This project automates the collection and monitoring of reactions on Facebook posts directly from Android devices. The Facebook Reaction Tracker simplifies repetitive engagement-checking tasks and provides structured output for analytics and reporting. It helps creators, analysts, and businesses understand reaction trends without manual checking.
This automation tool captures reaction summaries, counts, and user engagement data from targeted Facebook posts using Android automation workflows. It removes the repetitive task of opening posts, expanding reaction lists, scrolling through users, and extracting metrics. Users benefit from consistent, fast, and reliable data capture suitable for analytics dashboards and growth insights.
- Eliminates manual scrolling through large reaction lists.
- Captures reaction metrics at scheduled intervals for trend tracking.
- Works on real Android devices using ADB-less and Appilot-friendly automation.
- Produces structured JSON and CSV outputs ready for downstream analysis.

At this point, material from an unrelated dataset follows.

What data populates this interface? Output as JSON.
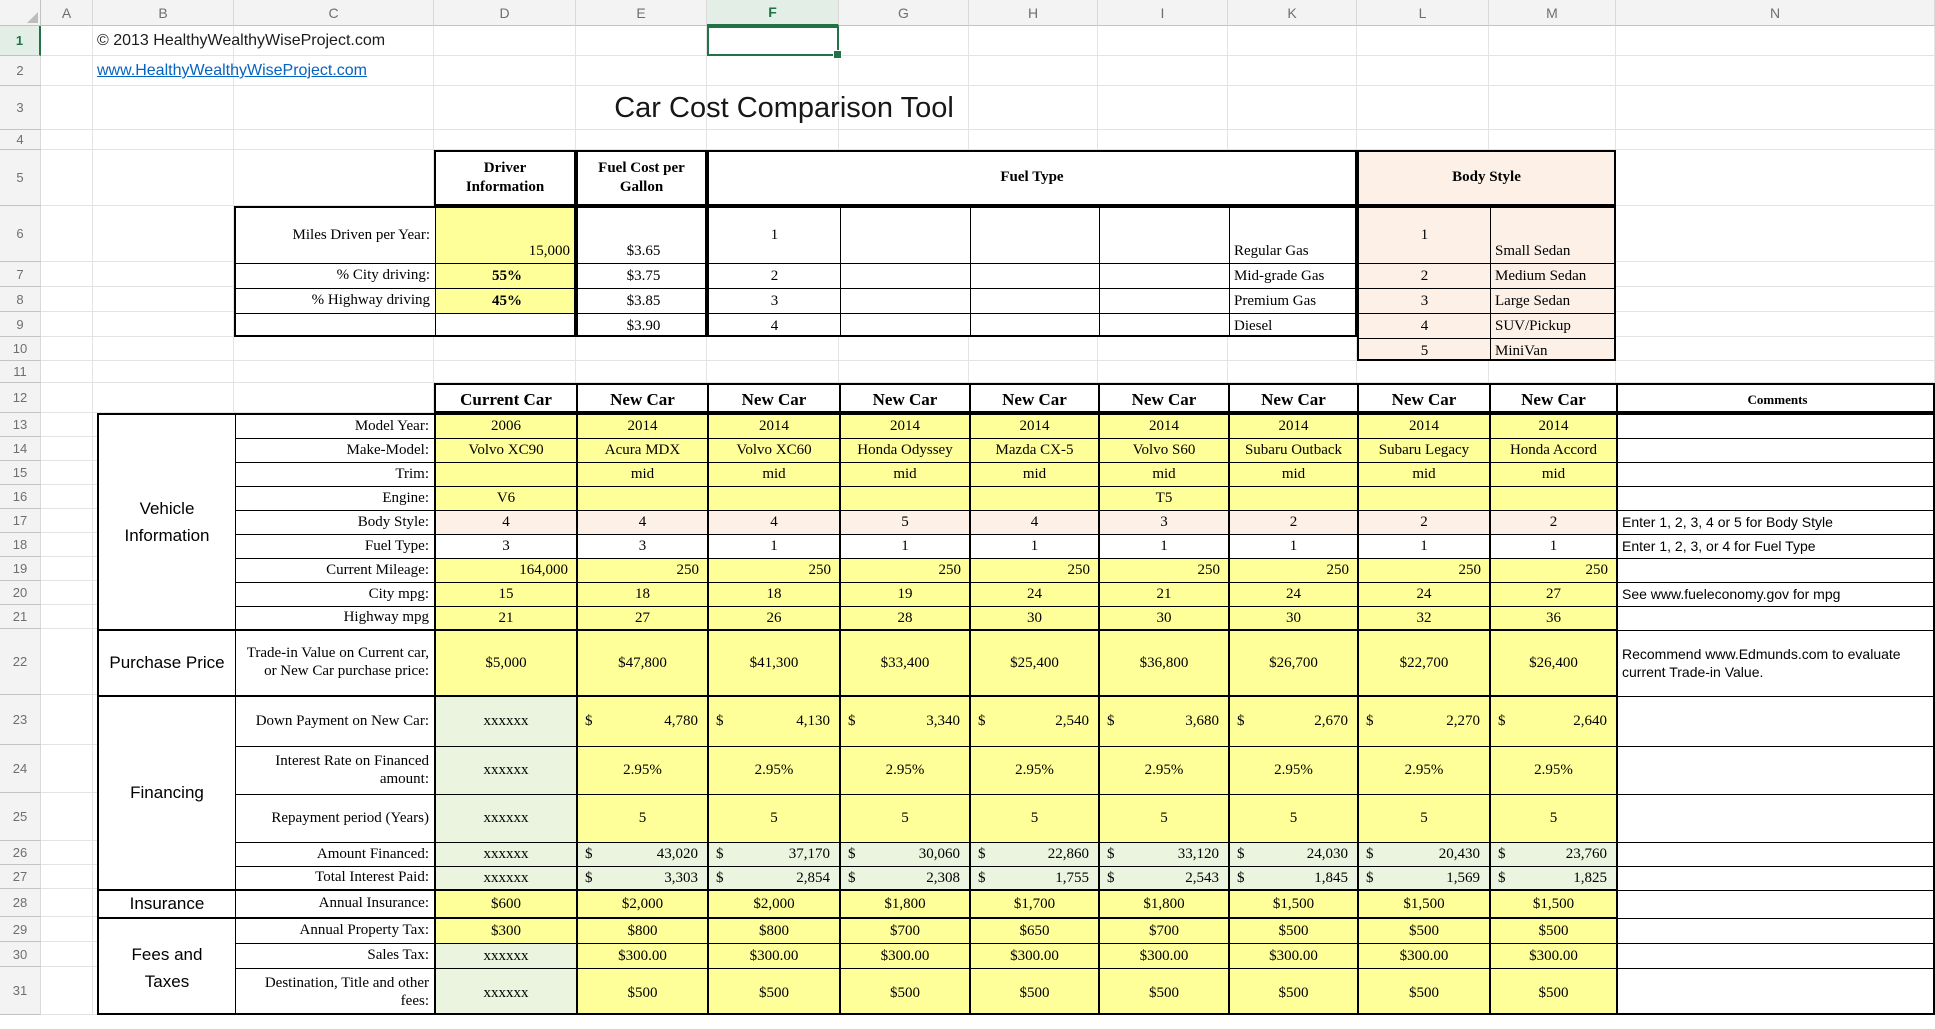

- Enhances consistency by removing human error in repetitive monitoring tasks.
| Feature | Description |
|---|---|
| Post Reaction Scraping | Automates navigation to a specific post and extracts full reaction details. |
| Scheduled Monitoring | Uses a scheduler to repeat scans at set intervals. |
| Reaction Type Breakdown | Separates counts for Like, Love, Haha, Wow, Sad, and Angry. |
| User List Extraction | Collects IDs and names of users who reacted. |
| Incremental Updates | Captures only new reactions after each run. |
| Multi-Device Execution | Runs on multiple Android devices with queue-based coordination. |
| Headless Mode | Executes tasks silently without requiring screen interaction. |
| Appilot-based Navigation | Leverages Appilot’s gesture and UI handling for reliability. |
| Error Recovery | Automatically retries failed tasks with exponential backoff. |
| Exportable Reports | Saves data to JSON and CSV for downstream analytics. |
- Input or Trigger — User provides a post URL or scheduler triggers a periodic scan.
- Core Logic — Automation navigates the Facebook app, opens reaction panels, and collects structured data.

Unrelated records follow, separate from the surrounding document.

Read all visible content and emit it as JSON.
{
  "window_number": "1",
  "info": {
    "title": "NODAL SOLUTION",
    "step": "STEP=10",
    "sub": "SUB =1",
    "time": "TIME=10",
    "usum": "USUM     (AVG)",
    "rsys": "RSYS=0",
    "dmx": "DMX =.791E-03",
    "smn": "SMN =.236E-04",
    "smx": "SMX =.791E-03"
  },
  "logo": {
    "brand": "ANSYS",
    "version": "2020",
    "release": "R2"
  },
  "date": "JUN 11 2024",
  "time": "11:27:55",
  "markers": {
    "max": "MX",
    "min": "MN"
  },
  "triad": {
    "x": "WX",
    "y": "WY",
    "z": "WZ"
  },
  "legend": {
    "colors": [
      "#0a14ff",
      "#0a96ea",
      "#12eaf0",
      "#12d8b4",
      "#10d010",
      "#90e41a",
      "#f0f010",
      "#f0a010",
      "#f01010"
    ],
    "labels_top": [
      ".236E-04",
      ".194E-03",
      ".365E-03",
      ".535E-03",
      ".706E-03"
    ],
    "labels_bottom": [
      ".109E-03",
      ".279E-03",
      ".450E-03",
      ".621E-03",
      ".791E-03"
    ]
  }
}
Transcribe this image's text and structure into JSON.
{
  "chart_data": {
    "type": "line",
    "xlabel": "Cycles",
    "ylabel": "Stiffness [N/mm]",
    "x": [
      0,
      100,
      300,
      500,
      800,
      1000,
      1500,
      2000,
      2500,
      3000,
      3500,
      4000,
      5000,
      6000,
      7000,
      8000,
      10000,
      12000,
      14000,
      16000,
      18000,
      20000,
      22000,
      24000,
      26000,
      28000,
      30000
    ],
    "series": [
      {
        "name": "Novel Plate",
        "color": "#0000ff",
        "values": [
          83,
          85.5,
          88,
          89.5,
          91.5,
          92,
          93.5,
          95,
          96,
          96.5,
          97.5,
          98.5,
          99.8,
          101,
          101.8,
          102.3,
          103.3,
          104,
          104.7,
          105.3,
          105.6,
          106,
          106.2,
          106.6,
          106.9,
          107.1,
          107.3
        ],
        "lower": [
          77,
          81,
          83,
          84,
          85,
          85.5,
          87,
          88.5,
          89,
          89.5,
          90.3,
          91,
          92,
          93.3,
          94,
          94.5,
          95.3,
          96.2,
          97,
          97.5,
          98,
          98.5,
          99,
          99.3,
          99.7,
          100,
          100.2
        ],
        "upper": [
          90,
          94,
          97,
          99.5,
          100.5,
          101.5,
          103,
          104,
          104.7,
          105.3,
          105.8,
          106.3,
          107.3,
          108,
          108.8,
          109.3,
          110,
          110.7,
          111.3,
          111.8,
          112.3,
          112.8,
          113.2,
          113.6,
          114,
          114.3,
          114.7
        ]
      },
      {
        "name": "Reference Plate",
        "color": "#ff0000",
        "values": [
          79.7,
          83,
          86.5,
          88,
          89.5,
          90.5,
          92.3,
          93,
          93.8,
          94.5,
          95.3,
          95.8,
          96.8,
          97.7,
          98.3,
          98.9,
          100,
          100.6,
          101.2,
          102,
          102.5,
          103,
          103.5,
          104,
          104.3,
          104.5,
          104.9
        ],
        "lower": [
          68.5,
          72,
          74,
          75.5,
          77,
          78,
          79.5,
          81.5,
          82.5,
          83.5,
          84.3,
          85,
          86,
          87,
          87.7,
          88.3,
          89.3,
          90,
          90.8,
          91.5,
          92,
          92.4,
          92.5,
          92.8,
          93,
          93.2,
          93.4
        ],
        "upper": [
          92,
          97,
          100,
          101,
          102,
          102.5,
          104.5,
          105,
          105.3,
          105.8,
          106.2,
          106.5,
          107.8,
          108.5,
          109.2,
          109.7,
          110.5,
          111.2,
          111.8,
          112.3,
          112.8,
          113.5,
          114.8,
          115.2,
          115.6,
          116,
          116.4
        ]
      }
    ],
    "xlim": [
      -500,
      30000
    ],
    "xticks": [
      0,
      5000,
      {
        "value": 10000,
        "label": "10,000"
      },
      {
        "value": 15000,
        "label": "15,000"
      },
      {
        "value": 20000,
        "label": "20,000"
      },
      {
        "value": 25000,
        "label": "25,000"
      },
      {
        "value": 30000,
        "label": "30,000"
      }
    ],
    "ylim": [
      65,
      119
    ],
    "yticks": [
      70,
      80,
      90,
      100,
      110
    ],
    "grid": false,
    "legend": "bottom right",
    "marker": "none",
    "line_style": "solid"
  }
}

- Output or Action — Results are stored in JSON and CSV files for analytics.
- Other Functionalities — Supports incremental updates, device pooling, and session-based operation.
- Safety Controls — Rate limits, UI validation, error handling, and controlled navigation steps prevent misfires.

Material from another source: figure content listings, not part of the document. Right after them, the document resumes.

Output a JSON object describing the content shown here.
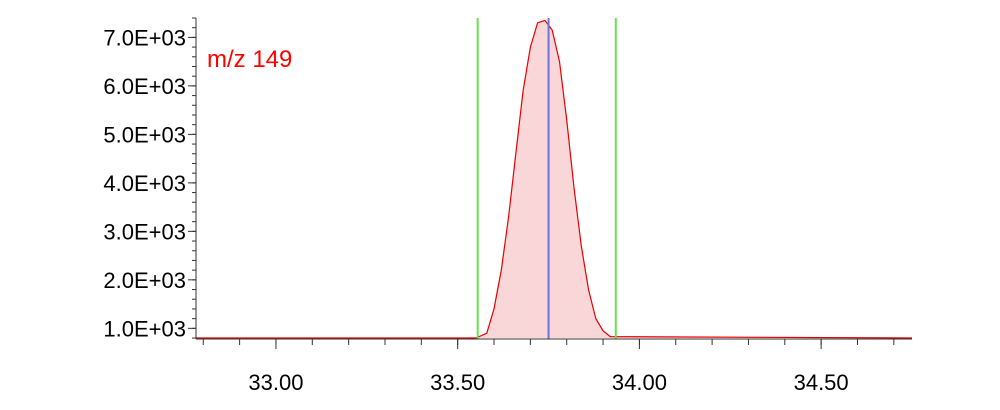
{
  "chart_data": {
    "type": "area",
    "annotation": "m/z 149",
    "xlim": [
      32.78,
      34.75
    ],
    "ylim": [
      780,
      7400
    ],
    "x_ticks": [
      33.0,
      33.5,
      34.0,
      34.5
    ],
    "x_tick_labels": [
      "33.00",
      "33.50",
      "34.00",
      "34.50"
    ],
    "x_minor_step": 0.1,
    "y_ticks": [
      1000,
      2000,
      3000,
      4000,
      5000,
      6000,
      7000
    ],
    "y_tick_labels": [
      "1.0E+03",
      "2.0E+03",
      "3.0E+03",
      "4.0E+03",
      "5.0E+03",
      "6.0E+03",
      "7.0E+03"
    ],
    "y_minor_step": 200,
    "series": [
      {
        "x": [
          32.78,
          33.55,
          33.58,
          33.6,
          33.62,
          33.64,
          33.66,
          33.68,
          33.7,
          33.72,
          33.74,
          33.76,
          33.78,
          33.8,
          33.82,
          33.84,
          33.86,
          33.88,
          33.9,
          33.92,
          34.75
        ],
        "y": [
          800,
          800,
          900,
          1400,
          2200,
          3300,
          4600,
          5900,
          6800,
          7300,
          7350,
          7150,
          6500,
          5300,
          3900,
          2700,
          1800,
          1200,
          950,
          830,
          800
        ]
      }
    ],
    "markers": {
      "boundaries": [
        33.555,
        33.935
      ],
      "apex": 33.75
    },
    "colors": {
      "trace": "#e60000",
      "fill": "#f9d7d9",
      "boundary": "#66e24d",
      "apex": "#6f6fe0",
      "axis": "#333333",
      "annotation": "#ff0000"
    }
  }
}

Language: Python Frameworks: UI Automator, Appium, Appilot navigation helpers Tools: Scheduler, structured logger, proxy manager, configuration loader Infrastructure: Local devices, device farm setups, distributed task queue
automation-bot/
├── src/
│ ├── main.py
│ ├── automation/
│ │ ├── tasks.py
│ │ ├── scheduler.py
│ │ └── utils/
│ │ ├── logger.py
│ │ ├── proxy_manager.py
│ │ └── config_loader.py
├── config/
│ ├── settings.yaml
│ ├── credentials.env
├── logs/
│ └── activity.log
├── output/
│ ├── results.json
│ └── report.csv
├── requirements.txt
└── README.md
- Content creators use it to track engagement on new posts so they can optimize posting strategies.
- Marketing teams use it to measure campaign performance automatically and produce daily summaries.
- Analysts use it to gather long-term reaction trends for dashboards and forecasting models.
- Social media managers use it to monitor competitor reactions at scale.
- Businesses use it to track customer sentiment via reaction changes over time.
Does this require root access? No, it works on standard Android devices using UI automation.
Can it run on multiple devices simultaneously? Yes, it supports sharded execution for device farms.
Does it work on the Facebook Lite app? Most automation flows target the main Facebook app for consistency.
Can it detect new reactions only? Yes, incremental update logic is supported.
Is internet connection required? Yes, as the automation interacts with live Facebook content.
Execution Speed: Approximately 40–60 reaction scans per minute on mid-range device farms. Success Rate: Around 93–94% success across long-running scheduled jobs with retries enabled. Scalability: Supports 300–1,000 Android devices using sharded queues and horizontally scaled workers. Resource Efficiency: ~15–20% CPU and 300–450MB RAM per worker; 5–8% CPU per active device session. Error Handling: Automated retries, exponential backoff, structured logs, alert hooks, and state recovery built in.